Beşiktaş Divan Başkanı efsane Başkan'ın tersine, herkesin, onun önünde ceketini iliklemesini, temenna etmesini istemekle, armadaşlarını aşağılamakla kalmıyor, seçime girmeye çalışan ekibi engellemek için, Tüzük hükümlerini istediği gibi yorumlayıp, Beşiktaş'ın hak ve şeref gibi iki temel değerini de ayaklar altına alıyor.

Bu, Beşiktaşlılık değerlerine yapılmış çok ağır bir saldırıdır.

Ben tanık olmadığım konularda konuşmam ve yazmam. O nedenle dün yaşananların, Kulüp yönetiminin bir komplosu olduğunu söyleyenlere destek vermem söz konusu olmaz. Dün, derin bir beceriksizlik sergilendi. Yeryüzünün değiştiğini anlamayı reddeden dinozorların, istiskal ile başlayıp, makamın gücüne sığınıp bunu devam ettirme çabaları yerle bir oldu. Sonunda verilen listeyi aldı Bay Yalçın.
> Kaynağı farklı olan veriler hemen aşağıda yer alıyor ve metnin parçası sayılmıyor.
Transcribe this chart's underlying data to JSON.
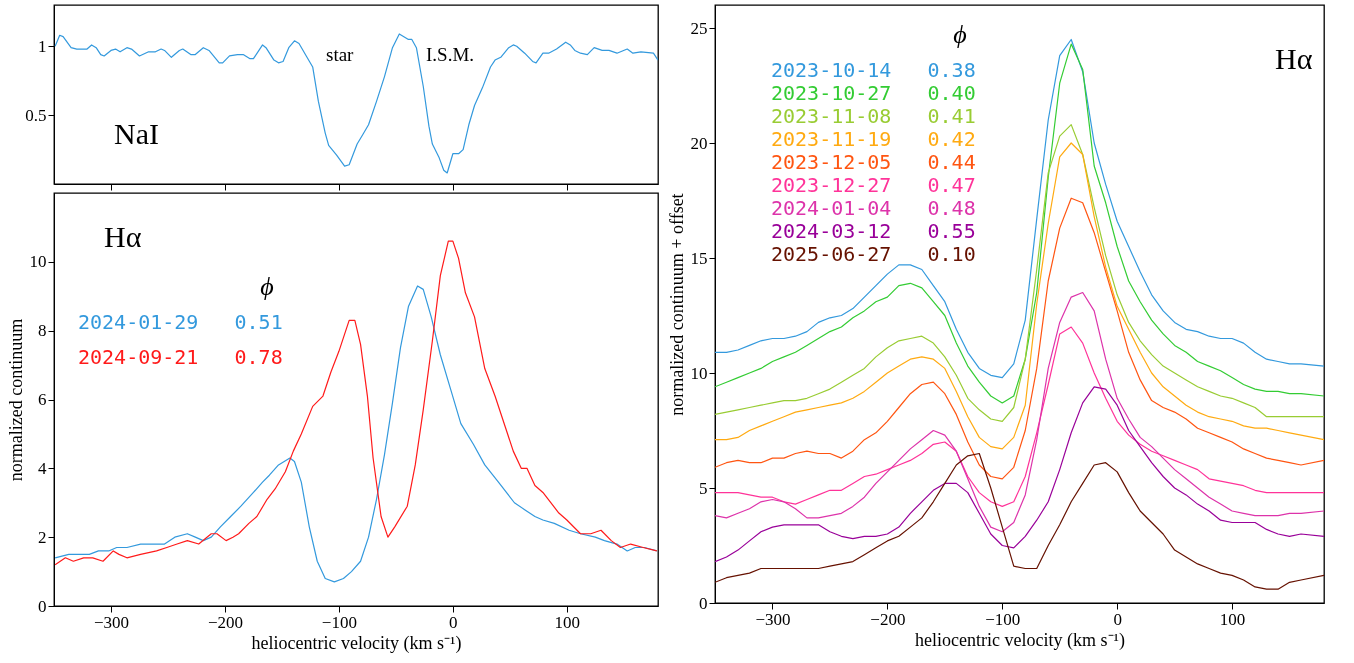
{
  "chart_data": [
    {
      "type": "line",
      "xlim": [
        -350,
        180
      ],
      "ylim": [
        0,
        1.3
      ],
      "xticks": [
        -300,
        -200,
        -100,
        0,
        100
      ],
      "yticks": [
        0.5,
        1
      ],
      "tick_labels": "y",
      "annotations": [
        "NaI",
        "star",
        "I.S.M."
      ],
      "series": [
        {
          "color": "#3399dd",
          "x": [
            -349,
            -345,
            -342,
            -335,
            -330,
            -321,
            -317,
            -313,
            -309,
            -306,
            -300,
            -296,
            -292,
            -286,
            -282,
            -275,
            -267,
            -261,
            -256,
            -253,
            -247,
            -240,
            -237,
            -230,
            -226,
            -219,
            -214,
            -205,
            -202,
            -196,
            -189,
            -184,
            -178,
            -175,
            -167,
            -164,
            -157,
            -153,
            -149,
            -144,
            -139,
            -135,
            -128,
            -123,
            -118,
            -112,
            -109,
            -102,
            -95,
            -91,
            -84,
            -79,
            -74,
            -67,
            -60,
            -53,
            -47,
            -43,
            -39,
            -36,
            -32,
            -26,
            -21,
            -18,
            -12,
            -8,
            -5,
            0,
            5,
            9,
            14,
            19,
            26,
            33,
            37,
            42,
            49,
            53,
            56,
            63,
            70,
            73,
            79,
            84,
            91,
            99,
            103,
            107,
            112,
            118,
            124,
            131,
            137,
            144,
            153,
            158,
            165,
            176,
            180
          ],
          "values": [
            1.0,
            1.08,
            1.07,
            0.99,
            0.98,
            0.98,
            1.01,
            0.99,
            0.94,
            0.93,
            0.97,
            0.98,
            0.96,
            0.99,
            0.98,
            0.93,
            0.96,
            0.96,
            0.98,
            0.97,
            0.92,
            0.97,
            0.98,
            0.94,
            0.94,
            0.99,
            0.97,
            0.88,
            0.88,
            0.93,
            0.94,
            0.94,
            0.91,
            0.91,
            1.01,
            0.99,
            0.9,
            0.88,
            0.89,
            0.99,
            1.04,
            1.02,
            0.92,
            0.85,
            0.6,
            0.37,
            0.28,
            0.21,
            0.13,
            0.14,
            0.29,
            0.36,
            0.43,
            0.6,
            0.78,
            0.99,
            1.09,
            1.07,
            1.05,
            1.05,
            0.99,
            0.71,
            0.42,
            0.29,
            0.19,
            0.1,
            0.08,
            0.22,
            0.22,
            0.25,
            0.43,
            0.57,
            0.7,
            0.85,
            0.9,
            0.92,
            0.99,
            1.01,
            1.0,
            0.95,
            0.89,
            0.88,
            0.95,
            0.95,
            0.98,
            1.03,
            1.01,
            0.97,
            0.95,
            0.94,
            0.99,
            0.97,
            0.97,
            0.95,
            0.98,
            0.95,
            0.96,
            0.95,
            0.9
          ]
        }
      ]
    },
    {
      "type": "line",
      "xlabel": "heliocentric velocity (km s⁻¹)",
      "ylabel": "normalized continuum",
      "xlim": [
        -350,
        180
      ],
      "ylim": [
        0,
        12
      ],
      "xticks": [
        -300,
        -200,
        -100,
        0,
        100
      ],
      "yticks": [
        0,
        2,
        4,
        6,
        8,
        10
      ],
      "annotations": [
        "Hα"
      ],
      "legend": "top left",
      "legend_title": "ϕ",
      "series": [
        {
          "name": "2024-01-29   0.51",
          "color": "#3399dd",
          "x": [
            -349,
            -337,
            -326,
            -319,
            -311,
            -302,
            -295,
            -286,
            -274,
            -263,
            -253,
            -244,
            -233,
            -226,
            -219,
            -212,
            -204,
            -195,
            -186,
            -175,
            -167,
            -161,
            -153,
            -143,
            -139,
            -133,
            -126,
            -119,
            -112,
            -104,
            -96,
            -89,
            -81,
            -74,
            -67,
            -60,
            -53,
            -46,
            -39,
            -31,
            -26,
            -19,
            -11,
            -2,
            7,
            18,
            28,
            40,
            54,
            63,
            72,
            79,
            89,
            102,
            112,
            125,
            133,
            144,
            153,
            160,
            168,
            179
          ],
          "values": [
            1.4,
            1.5,
            1.5,
            1.5,
            1.6,
            1.6,
            1.7,
            1.7,
            1.8,
            1.8,
            1.8,
            2.0,
            2.1,
            2.0,
            1.9,
            2.0,
            2.3,
            2.6,
            2.9,
            3.3,
            3.6,
            3.8,
            4.1,
            4.3,
            4.2,
            3.6,
            2.3,
            1.3,
            0.8,
            0.7,
            0.8,
            1.0,
            1.3,
            2.0,
            3.1,
            4.4,
            5.9,
            7.5,
            8.7,
            9.3,
            9.2,
            8.4,
            7.3,
            6.3,
            5.3,
            4.7,
            4.1,
            3.6,
            3.0,
            2.8,
            2.6,
            2.5,
            2.4,
            2.2,
            2.1,
            2.0,
            1.9,
            1.8,
            1.6,
            1.7,
            1.7,
            1.6
          ]
        },
        {
          "name": "2024-09-21   0.78",
          "color": "#ff1a1a",
          "x": [
            -349,
            -340,
            -333,
            -324,
            -316,
            -307,
            -298,
            -293,
            -286,
            -274,
            -260,
            -251,
            -242,
            -233,
            -223,
            -212,
            -207,
            -199,
            -193,
            -188,
            -179,
            -172,
            -163,
            -156,
            -147,
            -140,
            -133,
            -123,
            -114,
            -107,
            -100,
            -95,
            -91,
            -86,
            -81,
            -75,
            -70,
            -63,
            -57,
            -51,
            -40,
            -33,
            -26,
            -18,
            -11,
            -4,
            0,
            5,
            11,
            19,
            28,
            37,
            46,
            53,
            60,
            65,
            72,
            79,
            93,
            100,
            112,
            121,
            130,
            139,
            147,
            156,
            167,
            179
          ],
          "values": [
            1.2,
            1.4,
            1.3,
            1.4,
            1.4,
            1.3,
            1.6,
            1.5,
            1.4,
            1.5,
            1.6,
            1.7,
            1.8,
            1.9,
            1.8,
            2.1,
            2.1,
            1.9,
            2.0,
            2.1,
            2.4,
            2.6,
            3.1,
            3.4,
            3.9,
            4.5,
            5.0,
            5.8,
            6.1,
            6.8,
            7.4,
            7.9,
            8.3,
            8.3,
            7.6,
            6.1,
            4.3,
            2.6,
            2.0,
            2.3,
            2.9,
            4.1,
            5.7,
            7.7,
            9.6,
            10.6,
            10.6,
            10.1,
            9.1,
            8.4,
            6.9,
            6.1,
            5.2,
            4.5,
            4.0,
            4.0,
            3.5,
            3.3,
            2.7,
            2.5,
            2.1,
            2.1,
            2.2,
            1.9,
            1.7,
            1.8,
            1.7,
            1.6
          ]
        }
      ]
    },
    {
      "type": "line",
      "xlabel": "heliocentric velocity (km s⁻¹)",
      "ylabel": "normalized continuum + offset",
      "xlim": [
        -350,
        180
      ],
      "ylim": [
        0,
        26
      ],
      "xticks": [
        -300,
        -200,
        -100,
        0,
        100
      ],
      "yticks": [
        0,
        5,
        10,
        15,
        20,
        25
      ],
      "annotations": [
        "Hα"
      ],
      "legend": "top left",
      "legend_title": "ϕ",
      "x": [
        -350,
        -340,
        -330,
        -320,
        -310,
        -300,
        -290,
        -280,
        -270,
        -260,
        -250,
        -240,
        -230,
        -220,
        -210,
        -200,
        -190,
        -180,
        -170,
        -160,
        -150,
        -140,
        -130,
        -120,
        -110,
        -100,
        -90,
        -80,
        -70,
        -60,
        -50,
        -40,
        -30,
        -20,
        -10,
        0,
        10,
        20,
        30,
        40,
        50,
        60,
        70,
        80,
        90,
        100,
        110,
        120,
        130,
        140,
        150,
        160,
        180
      ],
      "series": [
        {
          "name": "2023-10-14   0.38",
          "color": "#3399dd",
          "values": [
            10.9,
            10.9,
            11.0,
            11.2,
            11.4,
            11.5,
            11.5,
            11.6,
            11.8,
            12.2,
            12.4,
            12.5,
            12.8,
            13.3,
            13.8,
            14.3,
            14.7,
            14.7,
            14.5,
            13.8,
            13.1,
            11.9,
            10.9,
            10.2,
            9.9,
            9.8,
            10.4,
            12.3,
            16.7,
            21.0,
            23.8,
            24.5,
            23.1,
            20.0,
            18.2,
            16.6,
            15.5,
            14.4,
            13.4,
            12.7,
            12.2,
            11.9,
            11.8,
            11.6,
            11.5,
            11.5,
            11.3,
            10.9,
            10.6,
            10.5,
            10.4,
            10.4,
            10.3
          ]
        },
        {
          "name": "2023-10-27   0.40",
          "color": "#33cc33",
          "values": [
            9.4,
            9.6,
            9.8,
            10.0,
            10.2,
            10.5,
            10.7,
            10.9,
            11.2,
            11.5,
            11.8,
            12.0,
            12.4,
            12.7,
            13.1,
            13.3,
            13.8,
            13.9,
            13.7,
            13.1,
            12.5,
            11.3,
            10.3,
            9.6,
            9.0,
            8.7,
            9.0,
            10.6,
            13.5,
            18.5,
            22.6,
            24.3,
            23.2,
            19.0,
            17.4,
            15.5,
            14.0,
            13.1,
            12.3,
            11.7,
            11.2,
            10.9,
            10.5,
            10.3,
            10.1,
            9.8,
            9.5,
            9.3,
            9.2,
            9.2,
            9.1,
            9.1,
            9.0
          ]
        },
        {
          "name": "2023-11-08   0.41",
          "color": "#99cc33",
          "values": [
            8.2,
            8.3,
            8.4,
            8.5,
            8.6,
            8.7,
            8.8,
            8.8,
            8.9,
            9.1,
            9.3,
            9.6,
            9.9,
            10.2,
            10.7,
            11.1,
            11.4,
            11.5,
            11.6,
            11.3,
            10.7,
            9.9,
            8.9,
            8.4,
            8.0,
            7.9,
            8.5,
            10.6,
            14.5,
            18.7,
            20.3,
            20.8,
            19.5,
            17.2,
            15.1,
            13.4,
            12.2,
            11.4,
            10.8,
            10.3,
            10.0,
            9.7,
            9.4,
            9.2,
            9.0,
            8.9,
            8.7,
            8.5,
            8.1,
            8.1,
            8.1,
            8.1,
            8.1
          ]
        },
        {
          "name": "2023-11-19   0.42",
          "color": "#ffaa11",
          "values": [
            7.1,
            7.1,
            7.2,
            7.5,
            7.7,
            7.9,
            8.1,
            8.3,
            8.4,
            8.5,
            8.6,
            8.7,
            8.9,
            9.2,
            9.6,
            10.0,
            10.3,
            10.6,
            10.7,
            10.6,
            10.2,
            9.2,
            8.1,
            7.2,
            6.8,
            6.7,
            7.2,
            8.6,
            13.0,
            16.5,
            19.4,
            20.0,
            19.5,
            16.8,
            14.6,
            12.9,
            11.9,
            10.9,
            10.0,
            9.4,
            9.0,
            8.6,
            8.3,
            8.1,
            8.0,
            7.9,
            7.7,
            7.6,
            7.6,
            7.5,
            7.4,
            7.3,
            7.1
          ]
        },
        {
          "name": "2023-12-05   0.44",
          "color": "#ff5511",
          "values": [
            5.9,
            6.1,
            6.2,
            6.1,
            6.1,
            6.3,
            6.3,
            6.5,
            6.6,
            6.5,
            6.5,
            6.3,
            6.6,
            7.1,
            7.4,
            7.9,
            8.5,
            9.1,
            9.5,
            9.6,
            9.1,
            8.2,
            7.0,
            6.0,
            5.5,
            5.4,
            5.9,
            7.5,
            10.2,
            14.0,
            16.3,
            17.6,
            17.4,
            16.1,
            14.4,
            12.7,
            10.9,
            9.7,
            8.8,
            8.5,
            8.3,
            8.0,
            7.6,
            7.4,
            7.2,
            7.0,
            6.7,
            6.5,
            6.3,
            6.2,
            6.1,
            6.0,
            6.2
          ]
        },
        {
          "name": "2023-12-27   0.47",
          "color": "#ff3399",
          "values": [
            4.8,
            4.8,
            4.8,
            4.7,
            4.6,
            4.6,
            4.4,
            4.3,
            4.5,
            4.7,
            4.9,
            4.9,
            5.2,
            5.5,
            5.6,
            5.8,
            6.0,
            6.2,
            6.5,
            6.9,
            7.0,
            6.6,
            5.5,
            4.8,
            4.4,
            4.2,
            4.4,
            5.5,
            7.4,
            9.5,
            11.7,
            12.0,
            11.3,
            10.0,
            8.9,
            7.9,
            7.3,
            6.9,
            6.6,
            6.4,
            6.2,
            6.0,
            5.8,
            5.4,
            5.3,
            5.2,
            5.1,
            4.9,
            4.8,
            4.8,
            4.8,
            4.8,
            4.8
          ]
        },
        {
          "name": "2024-01-04   0.48",
          "color": "#dd33aa",
          "values": [
            3.8,
            3.7,
            3.9,
            4.1,
            4.4,
            4.5,
            4.4,
            4.1,
            3.7,
            3.7,
            3.8,
            3.9,
            4.2,
            4.6,
            5.2,
            5.7,
            6.2,
            6.7,
            7.1,
            7.5,
            7.3,
            6.6,
            5.4,
            4.2,
            3.3,
            3.1,
            3.5,
            4.7,
            7.1,
            10.2,
            12.2,
            13.3,
            13.5,
            12.7,
            10.6,
            8.9,
            8.0,
            7.2,
            6.8,
            6.3,
            5.8,
            5.4,
            5.0,
            4.6,
            4.3,
            4.0,
            3.9,
            3.8,
            3.8,
            3.8,
            3.9,
            3.9,
            4.0
          ]
        },
        {
          "name": "2024-03-12   0.55",
          "color": "#990099",
          "values": [
            1.8,
            2.0,
            2.3,
            2.7,
            3.1,
            3.3,
            3.4,
            3.4,
            3.4,
            3.4,
            3.1,
            2.9,
            2.8,
            2.9,
            2.9,
            3.0,
            3.3,
            3.9,
            4.4,
            4.9,
            5.2,
            5.2,
            4.8,
            3.9,
            3.0,
            2.5,
            2.4,
            2.9,
            3.6,
            4.4,
            5.8,
            7.4,
            8.7,
            9.4,
            9.3,
            8.6,
            7.5,
            6.8,
            6.1,
            5.5,
            5.0,
            4.7,
            4.3,
            4.0,
            3.6,
            3.5,
            3.5,
            3.5,
            3.2,
            3.0,
            2.9,
            3.0,
            2.9
          ]
        },
        {
          "name": "2025-06-27   0.10",
          "color": "#661100",
          "values": [
            0.9,
            1.1,
            1.2,
            1.3,
            1.5,
            1.5,
            1.5,
            1.5,
            1.5,
            1.5,
            1.6,
            1.7,
            1.8,
            2.1,
            2.4,
            2.7,
            2.9,
            3.3,
            3.7,
            4.4,
            5.2,
            6.0,
            6.4,
            6.5,
            5.0,
            3.3,
            1.6,
            1.5,
            1.5,
            2.5,
            3.4,
            4.4,
            5.2,
            6.0,
            6.1,
            5.7,
            4.8,
            4.0,
            3.5,
            3.0,
            2.3,
            2.0,
            1.7,
            1.5,
            1.3,
            1.2,
            1.0,
            0.7,
            0.6,
            0.6,
            0.9,
            1.0,
            1.2
          ]
        }
      ]
    }
  ]
}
Yapması gereken, o listedeki isimleri tek tek arayıp, bu heyete destek verip vermediklerini sormasıydı. "Bunu yapacağım ve size bilgi vereceğim. Ondan sonra adaylığınızı kabul ediyorum çünkü bu yöntem yeni" demek varken, getirdiğimiz çikolatayı Sedef Işıksel'e dönük cinsiyetçi bir şakayla ikram edip, işi arızaya bağladı.

Bu olmasaydı, biraz Beşiktaş, biraz futbol, biraz seçim konuşup, bir çay içirip bizi gönderirdi. Yöneticilik bunu gerektirirdi.

Ve ben de bu yazıyı yazmak, daha da kötüsü Yalçın Karadeniz diye bildiğim ama hiç karşılaşıp tanımadığım bir adamın gerçek yüzünü görmek durumunda kalmazdım.

Rahmetli Süleyman Seba "Beşiktaş'ı üzmesinler" demişti.

Dün Beşiktaş'ı üzdüler, üstelik Beşiktaşlı olduklarını iddia edip, hayatlarını Beşiktaş dışında hiçbir yerden kazanamayacaklar, Beşiktaş'ın kör kuruşunu tamah etmeyen ve etmeyecek bizler üzerinden Beşiktaş'ı, değerlerini ve geleneklerini ezdiler.

Yazık.

Bizler ne para babasıyız, ne de babalarının oğullarıyız. Bizler işlerini doğru dürüst yapan Beşiktaşlılarız.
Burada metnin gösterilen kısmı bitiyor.